UCP: You’ve emphasized that you’ll always define yourself as a musician first, not necessarily a female drummer/musician. But you mentioned in a panel earlier this year that you felt the glass ceiling more pointedly as a producer and a music director. Why is that?
TLC: I’m not sure why. It’s just another role that women haven’t been dominating—there’s not a lot of women producers and MDs. It seems to be the one area that has felt not quite as welcoming, but I don’t know if it’s even on purpose. Jobs haven’t really come to me in the way I thought they might, based on my accomplishments in that area. People sometimes still feel like they expect guys to be in control of the band. But things happen on their own time. The biggest thing is, the more I do, the more I experience I get and want to do it even more.
UCP: Anything you’d like to share about upcoming projects?
TLC: Well, I probably don’t want to share too much, because they’re not formulated yet, but I’m working on a couple of different things. I’m working on a project with some of the younger, hot musicians in New York in new jazz, which I really like—jazz that’s infused with whatever they like, be it indie rock or classical music or hip-hop. That whole frontier is very exciting to me.

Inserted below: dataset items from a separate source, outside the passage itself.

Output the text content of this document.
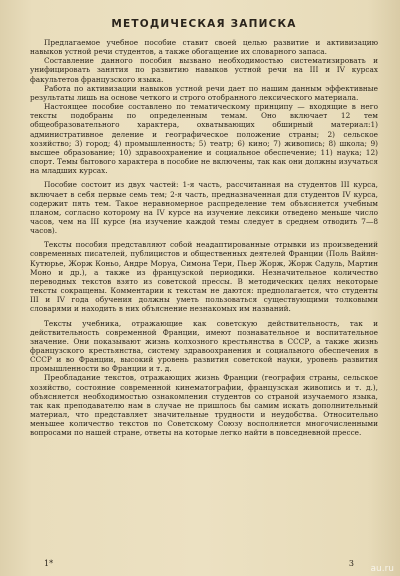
МЕТОДИЧЕСКАЯ ЗАПИСКА

Предлагаемое учебное пособие ставит своей целью развитие и активизацию навыков устной речи студентов, а также обогащение их словарного запаса.

Составление данного пособия вызвано необходимостью систематизировать и унифицировать занятия по развитию навыков устной речи на III и IV курсах факультетов французского языка.

Работа по активизации навыков устной речи дает по нашим данным эффективные результаты лишь на основе четкого и строго отобранного лексического материала.

Настоящее пособие составлено по тематическому принципу — входящие в него тексты подобраны по определенным темам. Оно включает 12 тем общеобразовательного характера, охватывающих обширный материал:1) административное деление и географическое положение страны; 2) сельское хозяйство; 3) город; 4) промышленность; 5) театр; 6) кино; 7) живопись; 8) школа; 9) высшее образование; 10) здравоохранение и социальное обеспечение; 11) наука; 12) спорт. Темы бытового характера в пособие не включены, так как они должны изучаться на младших курсах.

Пособие состоит из двух частей: 1-я часть, рассчитанная на студентов III курса, включает в себя первые семь тем; 2-я часть, предназначенная для студентов IV курса, содержит пять тем. Такое неравномерное распределение тем объясняется учебным планом, согласно которому на IV курсе на изучение лексики отведено меньше число часов, чем на III курсе (на изучение каждой темы следует в среднем отводить 7—8 часов).

Тексты пособия представляют собой неадаптированные отрывки из произведений современных писателей, публицистов и общественных деятелей Франции (Поль Вайян-Кутюрье, Жорж Коньо, Андре Моруа, Симона Тери, Пьер Жорж, Жорж Садуль, Мартин Моно и др.), а также из французской периодики. Незначительное количество переводных текстов взято из советской прессы. В методических целях некоторые тексты сокращены. Комментарии к текстам не даются: предполагается, что студенты III и IV года обучения должны уметь пользоваться существующими толковыми словарями и находить в них объяснение незнакомых им названий.

Тексты учебника, отражающие как советскую действительность, так и действительность современной Франции, имеют познавательное и воспитательное значение. Они показывают жизнь колхозного крестьянства в СССР, а также жизнь французского крестьянства, систему здравоохранения и социального обеспечения в СССР и во Франции, высокий уровень развития советской науки, уровень развития промышленности во Франции и т. д.

Преобладание текстов, отражающих жизнь Франции (география страны, сельское хозяйство, состояние современной кинематографии, французская живопись и т. д.), объясняется необходимостью ознакомления студентов со страной изучаемого языка, так как преподавателю нам в случае не пришлось бы самим искать дополнительный материал, что представляет значительные трудности и неудобства. Относительно меньшее количество текстов по Советскому Союзу восполняется многочисленными вопросами по нашей стране, ответы на которые легко найти в повседневной прессе.

1*	3
au.ru
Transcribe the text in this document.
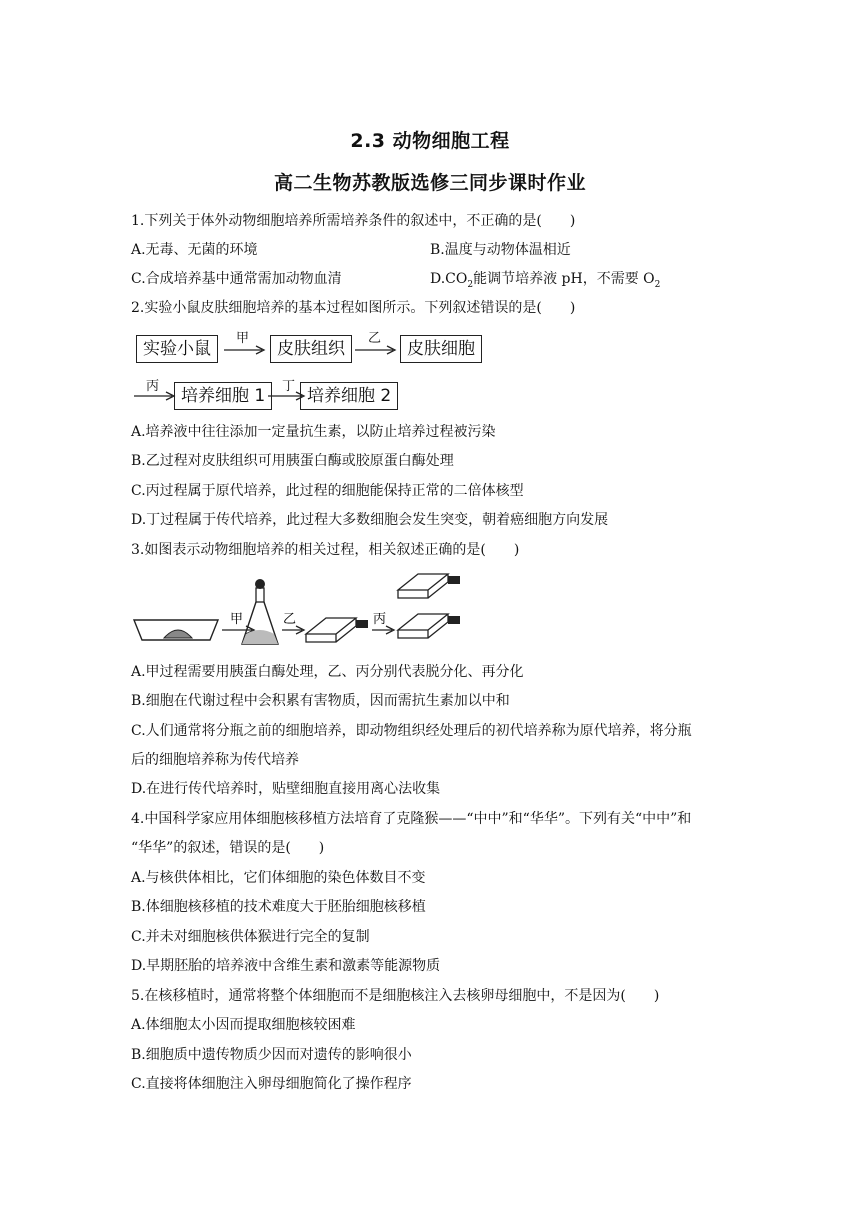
2.3 动物细胞工程
高二生物苏教版选修三同步课时作业
1.下列关于体外动物细胞培养所需培养条件的叙述中，不正确的是(　　)
A.无毒、无菌的环境	B.温度与动物体温相近
C.合成培养基中通常需加动物血清	$D.CO_2$能调节培养液 pH，不需要 $O_2$
2.实验小鼠皮肤细胞培养的基本过程如图所示。下列叙述错误的是(　　)
实验小鼠
甲
皮肤组织
乙
皮肤细胞
丙	培养细胞 1	丁 培养细胞 2
A.培养液中往往添加一定量抗生素，以防止培养过程被污染
B.乙过程对皮肤组织可用胰蛋白酶或胶原蛋白酶处理
C.丙过程属于原代培养，此过程的细胞能保持正常的二倍体核型
D.丁过程属于传代培养，此过程大多数细胞会发生突变，朝着癌细胞方向发展
3.如图表示动物细胞培养的相关过程，相关叙述正确的是(　　)
甲	乙	丙
A.甲过程需要用胰蛋白酶处理，乙、丙分别代表脱分化、再分化
B.细胞在代谢过程中会积累有害物质，因而需抗生素加以中和
C.人们通常将分瓶之前的细胞培养，即动物组织经处理后的初代培养称为原代培养，将分瓶
后的细胞培养称为传代培养
D.在进行传代培养时，贴壁细胞直接用离心法收集
4.中国科学家应用体细胞核移植方法培育了克隆猴——“中中”和“华华”。下列有关“中中”和
“华华”的叙述，错误的是(　　)
A.与核供体相比，它们体细胞的染色体数目不变
B.体细胞核移植的技术难度大于胚胎细胞核移植
C.并未对细胞核供体猴进行完全的复制
D.早期胚胎的培养液中含维生素和激素等能源物质
5.在核移植时，通常将整个体细胞而不是细胞核注入去核卵母细胞中，不是因为(　　)
A.体细胞太小因而提取细胞核较困难
B.细胞质中遗传物质少因而对遗传的影响很小
C.直接将体细胞注入卵母细胞简化了操作程序
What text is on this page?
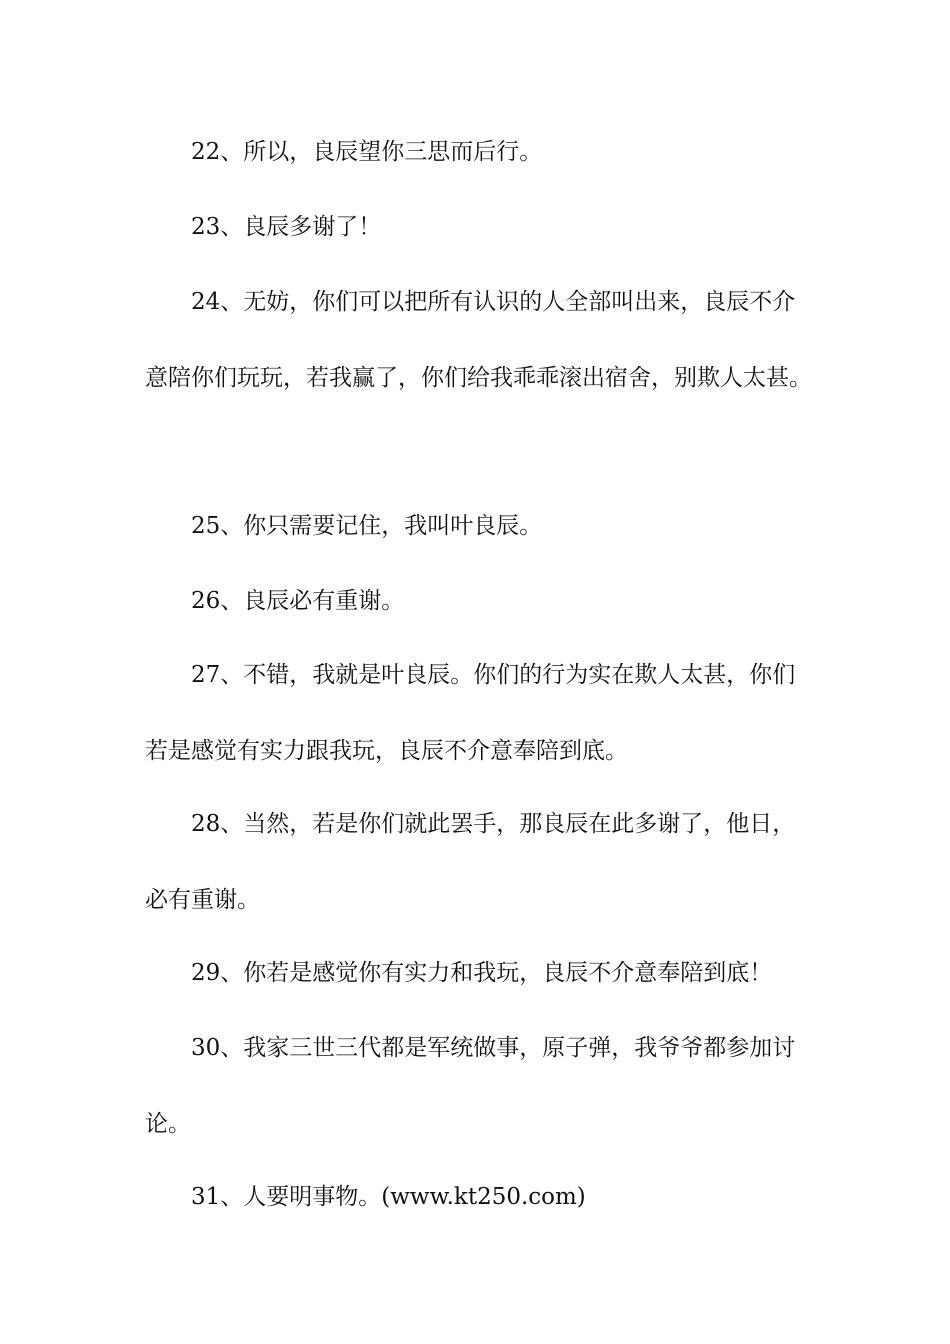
22、所以，良辰望你三思而后行。

23、良辰多谢了！

24、无妨，你们可以把所有认识的人全部叫出来，良辰不介意陪你们玩玩，若我赢了，你们给我乖乖滚出宿舍，别欺人太甚。

25、你只需要记住，我叫叶良辰。

26、良辰必有重谢。

27、不错，我就是叶良辰。你们的行为实在欺人太甚，你们若是感觉有实力跟我玩，良辰不介意奉陪到底。

28、当然，若是你们就此罢手，那良辰在此多谢了，他日，必有重谢。

29、你若是感觉你有实力和我玩，良辰不介意奉陪到底！

30、我家三世三代都是军统做事，原子弹，我爷爷都参加讨论。

31、人要明事物。(www.kt250.com)
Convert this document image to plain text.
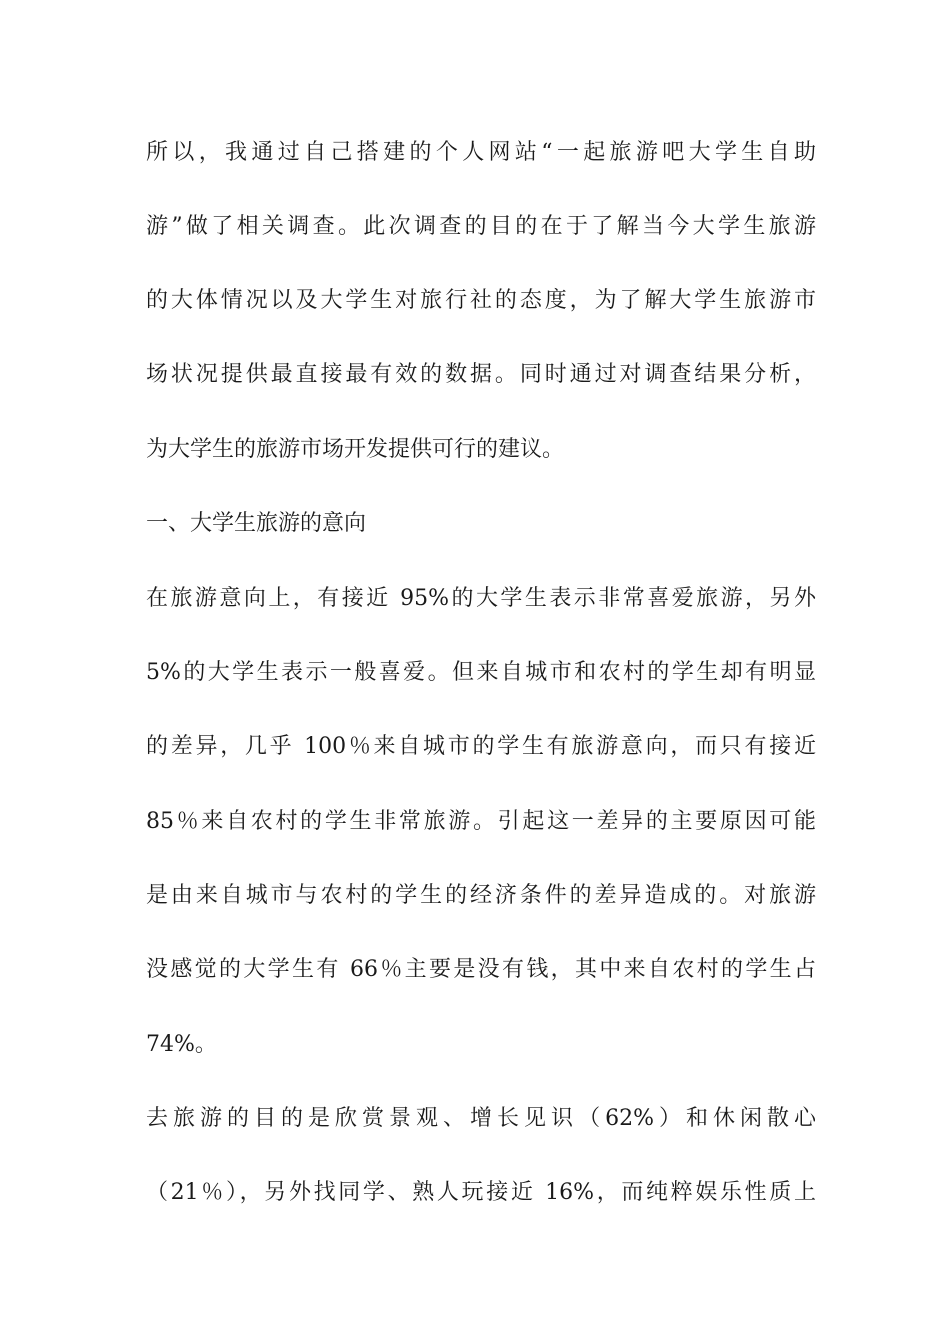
所以，我通过自己搭建的个人网站“一起旅游吧大学生自助
游”做了相关调查。此次调查的目的在于了解当今大学生旅游
的大体情况以及大学生对旅行社的态度，为了解大学生旅游市
场状况提供最直接最有效的数据。同时通过对调查结果分析，
为大学生的旅游市场开发提供可行的建议。
一、大学生旅游的意向
在旅游意向上，有接近 95%的大学生表示非常喜爱旅游，另外
5%的大学生表示一般喜爱。但来自城市和农村的学生却有明显
的差异，几乎 100％来自城市的学生有旅游意向，而只有接近
85％来自农村的学生非常旅游。引起这一差异的主要原因可能
是由来自城市与农村的学生的经济条件的差异造成的。对旅游
没感觉的大学生有 66％主要是没有钱，其中来自农村的学生占
74%。
去旅游的目的是欣赏景观、增长见识（62%）和休闲散心
（21％），另外找同学、熟人玩接近 16%，而纯粹娱乐性质上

I’m trying to start on a project with one of the singers from the Mosaic Project—that’ll be a little more jazz, R&B. There’s also a project I’m looking to produce, but it’s not finalized yet, so I shouldn’t talk about it!
The one thing I can talk about is MD work. I’m doing a big show at the Hollywood Bowl in September, so I’m working on that music now. It’s a tribute to Dinah Washington, Lena Horne, and Eartha Kitt, and the vocalists are Patti Austin, Judith Hill, Dee Dee Bridgewater, and Ledisi. We really hope to do more shows with this tribute, because the singers can be a revolving door, somewhat.
UCP: Jazz runs in the family: as we discussed, your grandfather played the drums, and your father is a saxophonist. You yourself have a 10 year old son now. Has he shown any interest in carrying on the family tradition?
TLC: No, not as of yet! [Laughs] Sometimes people get into that stuff a little bit later. It’s cool if he does, but if he doesn’t, that’s okay, too. These days, there are so many possibilities in life, and although art’s an important part of it, there are so many other things. It’s all out there for him, so as long as he finds his passion, I’m okay with whatever that is.